Aux Etats-Unis, les années 1920 voient le Ku Klux Klan, organisation violente et raciste, atteindre des sommets d’adhésion. En réponse et pour se protéger, la communauté afro-américaine, prône la création d’organisations communautaires. S’agissant du secours et du social naît une organisation calquée sur la Croix-Rouge : la Croix-Noire… Elle oeuvrera pendant une quarantaine d’années…

Il y a un siècle, Henrietta Vinton Davis, la soixantaine passée, abandonne sa carrière de grande artiste dramatique. Première actrice afro-américaine, familière du répertoire tant classique que moderne, de Shakespeare à Schiller en passant par Mark Twain, elle va désormais se consacrer à la lutte pour les droits civiques et la protection des Afro-américains

Grippe espagnole et Ku Klux Klan

Marcus Garvey incarne cette lutte. Immigrant jamaïcain, il reste le fondateur du mouvement internationaliste « New Negro ». Le point de départ de son combat remonte à la pandémie de grippe espagnole en 1918 qui frappe alors les Etats-Unis. Les noirs ont bien moins accès aux soins que les blancs, souffrent plus, meurent plus.

En outre, ces années connaissent l’apogée de l’organisation raciste et violente du Ku Klux Klan. Elle atteint des sommets en nombre d’adhérents avec le chiffre effrayant de deux millions de membres…

Lire aussi : La Croix-Rouge et les croix vertes

Henrietta Vinton Davis, passionaria et militante

En réponse, Marcus Garvey aidé entre autres par Henrietta Vinton Davis et sa notoriété, crée l’Universal Negro Improvement Association (UNIA). Cette organisation agira en puissant mouvement social mais aussi en protectrice des Afro-américains. La Croix-Rouge américaine incapable de fournir les mêmes prestations aux noirs dans nombre d’Etats, pousse Henrietta Vinton Davis à créer une société d’entraide communautaire. Calquée sur la société de secours américaine, elle met sur pied à Philadelphie le corps des Black Cross Nurses, auxiliaires de l’UNIA. Dès 1921, les infirmières de la Croix-Noire sont présentes dans 38 Etats !
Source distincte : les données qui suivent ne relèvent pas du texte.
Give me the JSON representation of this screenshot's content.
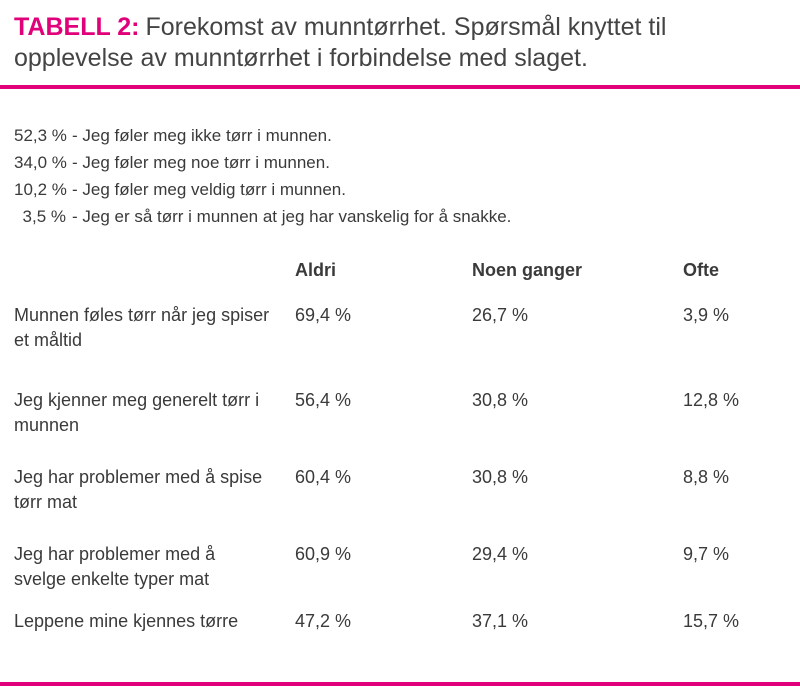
{
  "header": {
    "label": "TABELL 2:",
    "title": "Forekomst av munntørrhet. Spørsmål knyttet til opplevelse av munntørrhet i forbindelse med slaget."
  },
  "summary": [
    {
      "percent": "52,3 %",
      "text": "- Jeg føler meg ikke tørr i munnen."
    },
    {
      "percent": "34,0 %",
      "text": "- Jeg føler meg noe tørr i munnen."
    },
    {
      "percent": "10,2 %",
      "text": "- Jeg føler meg veldig tørr i munnen."
    },
    {
      "percent": "3,5 %",
      "text": "- Jeg er så tørr i munnen at jeg har vanskelig for å snakke."
    }
  ],
  "table": {
    "columns": [
      "Aldri",
      "Noen ganger",
      "Ofte"
    ],
    "rows": [
      [
        "Munnen føles tørr når jeg spiser et måltid",
        "69,4 %",
        "26,7 %",
        "3,9 %"
      ],
      [
        "Jeg kjenner meg generelt tørr i munnen",
        "56,4 %",
        "30,8 %",
        "12,8 %"
      ],
      [
        "Jeg har problemer med å spise tørr mat",
        "60,4 %",
        "30,8 %",
        "8,8 %"
      ],
      [
        "Jeg har problemer med å svelge enkelte typer mat",
        "60,9 %",
        "29,4 %",
        "9,7 %"
      ],
      [
        "Leppene mine kjennes tørre",
        "47,2 %",
        "37,1 %",
        "15,7 %"
      ]
    ]
  }
}
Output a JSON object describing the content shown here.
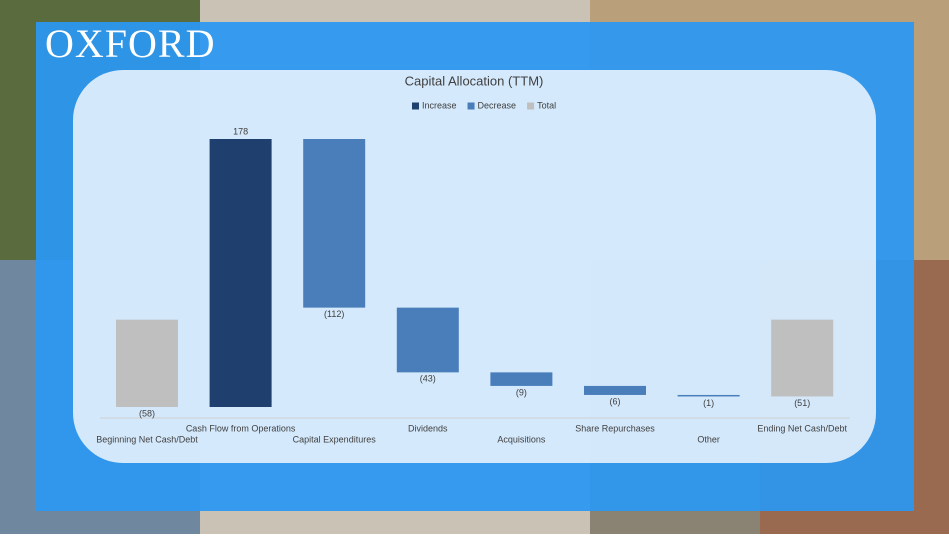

L’héraldique sera une croix noire anthropomorphe qui semble s’opposer à la croix de feu du sinistre Ku Klux Klan.

Lire aussi : Et la Croix-Bleue dans tout ça ?

La Croix-Noire, calque de la Croix-Rouge

L’organisation fonctionne à l’instar d’une Croix-Rouge nationale offrant secours et assistance, éducation en soins maternels et infantiles, alphabétisation. Elle dispose même d’un volet international avec des programmes au Bélize, Canada, Panama ou encore Trinité et Tobago.

Jusqu’en 1925 la Croix-Noire va se développer tous azimuts jusqu’à la disgrâce du fondateur de l’UNIA. Accusé depuis 1922 de fraude par le fisc américain pour la gestion de Black Star Line – une compagnie maritime -, Marcus Garvey est arrêté, jugé et incarcéré.

Craignant de voir celui que les rastafaris surnomment le « Moïse noir », le président Calvin Coolidge commue sa peine en exil à vie en Jamaïque, pays de ses racines. Sans Garvey, l’UNIA perd en influence. Pour autant, le corps auxiliaire des Black Cross Nurses va perdurer jusque dans les années 60. Durant la guerre Italo-éthiopienne par exemple, les Black Cross Nurses canadiennes fournissent quantité de pansements à la Croix-Rouge éthiopienne que réorganise alors le CICR.

En 1941, Henrietta Vinton Davis meurt à 80 ans à Washington. Elle laisse derrière elle un combat et une oeuvre humanitaire et sociale majeurs pour la communauté afro-américaine. Elle est aussi, avec Garvey, l’auteur des trois couleurs du panafricanisme rouge, noir, vert.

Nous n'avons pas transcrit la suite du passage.